Lancée en 1953, Life with Elizabeth était, selon Betty White, tournée en direct. Sauf qu’à l’époque, le « sitcom » n’existait pas encore avec ses codes techniques ou sa structure narrative actuels ; certes I Love Lucy était à l’antenne depuis 2 ans, mais ça n’était apparemment pas devenu le modèle de toutes les comédies. Sans être un sitcom à proprement parler, Life with Elizabeth est pourtant bel et bien une comédie de 20mn, mais elle est filmée avec une seule caméra, dans un théâtre, et en direct donc.
Comme le fait remarquer White pendant le monologue de son épisode de Saturday Night Live : « à l’époque, on ne voulait pas le faire en direct ; on ne savait simplement pas comment enregistrer les choses ».
L’idée d’enregistrer les épisodes devant un public venu dans un théâtre et non un studio de télévision a quelque chose de délicieusement désuet, non ? C’est samedi soir, on est dans les années 50, et à New York, on s’habille pour aller dans un théâtre assister à l’enregistrement d’un épisode de Life with Elizabeth… Vous pouvez essayer de vous imaginer ce que c’était, ou bien écouter Betty White en parler pour essayer de vous remettre dans le contexte.
Mais revenons à l’épisode lui-même. C’est certainement la structure de l’épisode qui est la plus fascinante.
Au lieu d’être formé d’une seule histoire, éventuellement décomposée en trois axes, ce qui est sensiblement la norme aujourd’hui, l’épisode est divisé en trois « incidents » totalement indépendants. Chacun est introduit et conclu par un narrateur qui est présent devant la caméra ou en voix-off, et qui force Elizabeth, le personnage de Betty White, à briser le quatrième mur à plusieurs reprises. On est loin de la formule qui deviendra celle des sitcoms, qui prétendent justement ignorer le public pourtant présent lors de l’enregistrement ; cela ne manque pas d’ironie.
C’était une époque d’expérimentations, quoi. Dit-elle avec une pointe d’admiration nostalgique dans la voix.
Dans cette comédie dont le thème est assez classique pour l’époque, puisqu’Elizabeth est une épouse qui tient plutôt de la femme-enfant : elle est gaffeuse, elle aime les plaisanteries… mais elle aime aussi son gentil mari, on note cependant qu’en dépit d’histoires simplistes et de gags parfois un peu caricaturaux (parfois seulement), le jeu des deux acteurs, Betty White et Del Moore, est d’une étonnante sobriété, bien loin des frasques de Lucille Ball et Desi Arnaz qui sont pourtant leurs contemporains.
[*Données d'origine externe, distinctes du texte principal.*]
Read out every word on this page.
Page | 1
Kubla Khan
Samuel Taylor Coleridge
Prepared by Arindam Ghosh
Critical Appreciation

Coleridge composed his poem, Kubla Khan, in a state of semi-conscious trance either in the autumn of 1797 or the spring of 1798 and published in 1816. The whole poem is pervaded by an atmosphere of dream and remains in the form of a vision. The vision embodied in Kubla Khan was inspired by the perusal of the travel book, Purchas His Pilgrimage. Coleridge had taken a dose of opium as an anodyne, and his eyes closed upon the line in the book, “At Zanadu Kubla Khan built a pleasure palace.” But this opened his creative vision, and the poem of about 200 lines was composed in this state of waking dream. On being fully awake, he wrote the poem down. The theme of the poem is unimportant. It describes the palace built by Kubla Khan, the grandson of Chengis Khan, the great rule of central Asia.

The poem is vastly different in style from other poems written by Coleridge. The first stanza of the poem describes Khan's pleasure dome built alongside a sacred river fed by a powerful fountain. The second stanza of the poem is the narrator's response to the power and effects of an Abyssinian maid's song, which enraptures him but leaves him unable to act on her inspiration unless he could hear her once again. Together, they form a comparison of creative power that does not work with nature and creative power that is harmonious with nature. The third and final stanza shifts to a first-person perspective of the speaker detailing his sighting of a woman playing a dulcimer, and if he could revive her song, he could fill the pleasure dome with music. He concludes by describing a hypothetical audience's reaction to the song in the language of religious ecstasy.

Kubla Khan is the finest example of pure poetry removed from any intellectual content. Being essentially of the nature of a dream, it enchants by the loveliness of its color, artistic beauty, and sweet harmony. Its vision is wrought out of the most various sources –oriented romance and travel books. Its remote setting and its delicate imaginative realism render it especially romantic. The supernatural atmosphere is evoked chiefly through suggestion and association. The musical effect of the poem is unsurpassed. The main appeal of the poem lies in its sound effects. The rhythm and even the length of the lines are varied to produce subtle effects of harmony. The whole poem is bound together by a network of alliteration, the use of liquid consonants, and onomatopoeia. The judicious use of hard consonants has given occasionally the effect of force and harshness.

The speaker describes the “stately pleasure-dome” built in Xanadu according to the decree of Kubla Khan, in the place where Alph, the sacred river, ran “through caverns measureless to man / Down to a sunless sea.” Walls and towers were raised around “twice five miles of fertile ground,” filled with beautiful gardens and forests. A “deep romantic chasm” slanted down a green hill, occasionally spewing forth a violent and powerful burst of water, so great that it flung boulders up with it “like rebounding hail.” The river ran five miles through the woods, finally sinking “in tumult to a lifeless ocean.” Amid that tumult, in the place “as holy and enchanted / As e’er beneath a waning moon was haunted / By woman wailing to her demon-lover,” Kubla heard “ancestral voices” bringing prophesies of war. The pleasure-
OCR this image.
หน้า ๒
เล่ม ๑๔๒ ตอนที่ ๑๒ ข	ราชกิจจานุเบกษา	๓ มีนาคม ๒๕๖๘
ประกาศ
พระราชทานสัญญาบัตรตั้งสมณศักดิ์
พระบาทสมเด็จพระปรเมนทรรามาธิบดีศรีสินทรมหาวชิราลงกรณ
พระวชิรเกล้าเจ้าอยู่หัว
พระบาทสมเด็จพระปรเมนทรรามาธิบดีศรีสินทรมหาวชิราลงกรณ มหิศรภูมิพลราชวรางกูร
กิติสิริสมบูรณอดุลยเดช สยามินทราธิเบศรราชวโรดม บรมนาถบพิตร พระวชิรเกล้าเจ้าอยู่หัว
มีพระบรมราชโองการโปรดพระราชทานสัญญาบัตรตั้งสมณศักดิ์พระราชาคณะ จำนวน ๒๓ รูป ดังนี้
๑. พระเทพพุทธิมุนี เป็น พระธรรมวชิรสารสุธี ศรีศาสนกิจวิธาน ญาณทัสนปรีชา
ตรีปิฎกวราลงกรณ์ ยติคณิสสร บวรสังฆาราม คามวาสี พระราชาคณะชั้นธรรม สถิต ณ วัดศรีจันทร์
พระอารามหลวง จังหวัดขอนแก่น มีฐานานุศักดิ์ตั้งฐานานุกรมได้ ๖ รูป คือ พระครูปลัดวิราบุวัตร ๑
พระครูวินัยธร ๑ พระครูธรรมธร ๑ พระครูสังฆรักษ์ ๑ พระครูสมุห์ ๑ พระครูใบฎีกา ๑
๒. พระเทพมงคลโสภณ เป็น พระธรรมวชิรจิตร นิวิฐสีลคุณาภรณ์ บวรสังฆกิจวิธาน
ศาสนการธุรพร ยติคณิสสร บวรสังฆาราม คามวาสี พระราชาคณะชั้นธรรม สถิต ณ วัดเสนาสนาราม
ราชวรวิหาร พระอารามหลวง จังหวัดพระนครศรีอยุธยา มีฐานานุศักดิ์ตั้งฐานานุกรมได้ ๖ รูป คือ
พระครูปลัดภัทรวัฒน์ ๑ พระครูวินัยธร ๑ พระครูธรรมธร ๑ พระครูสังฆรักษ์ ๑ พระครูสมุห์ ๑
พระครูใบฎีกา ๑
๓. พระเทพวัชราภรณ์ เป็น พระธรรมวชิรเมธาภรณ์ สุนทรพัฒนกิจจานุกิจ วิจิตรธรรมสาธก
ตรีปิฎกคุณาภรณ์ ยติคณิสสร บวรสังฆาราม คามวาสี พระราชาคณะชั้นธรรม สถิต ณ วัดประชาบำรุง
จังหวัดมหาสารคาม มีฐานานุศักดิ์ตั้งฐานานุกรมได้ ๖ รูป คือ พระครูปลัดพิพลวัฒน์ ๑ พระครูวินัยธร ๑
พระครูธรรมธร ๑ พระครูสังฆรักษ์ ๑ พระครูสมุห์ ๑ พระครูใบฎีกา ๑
Il y a quelque chose de très spontané dans les échanges de ce couple ; le comique des échanges s’en trouve renforcé par l’impression qu’on ne cherche pas à nous abrutir, même si on nous amuse avec un scénario moyennement original. D’ailleurs on en oublie rapidement les rires du public car Life with Elizabeth a toute la retenue requise pour une bonne comédie en single camera. Et en parlant de retenue, aucun gag n’est appuyé, ce qui est en partie dû à la quasi-absence de musique (celle-ci n’étant fournie que par une harpiste, pas vraiment de la musique de comédie grosses tatannes, donc).
Il s’avère que devant ce premier épisode, que je ne peux décemment pas qualifier de pilote, j’ai ri à plusieurs reprises, certains passages étant tout bonnement intemporels dans leur façon de présenter les personnages et leur rapport de force. Mais aussi, tout simplement parce qu’il y a de vrais bons gags.
Le fait que cette série ait presque 60 ans n’est qu’un détail, à la limite, tant elle fonctionne bien encore aujourd’hui. Vous savez quoi ? Une fois de temps en temps, je vais m’en regarder un ptit, tiens.
Et voilà. Je pensais acquérir un morceau d’histoire télévisuelle, un classique, un DVD à bas prix pour mes archives… et je me retrouve avec une série sympa. Comme quoi.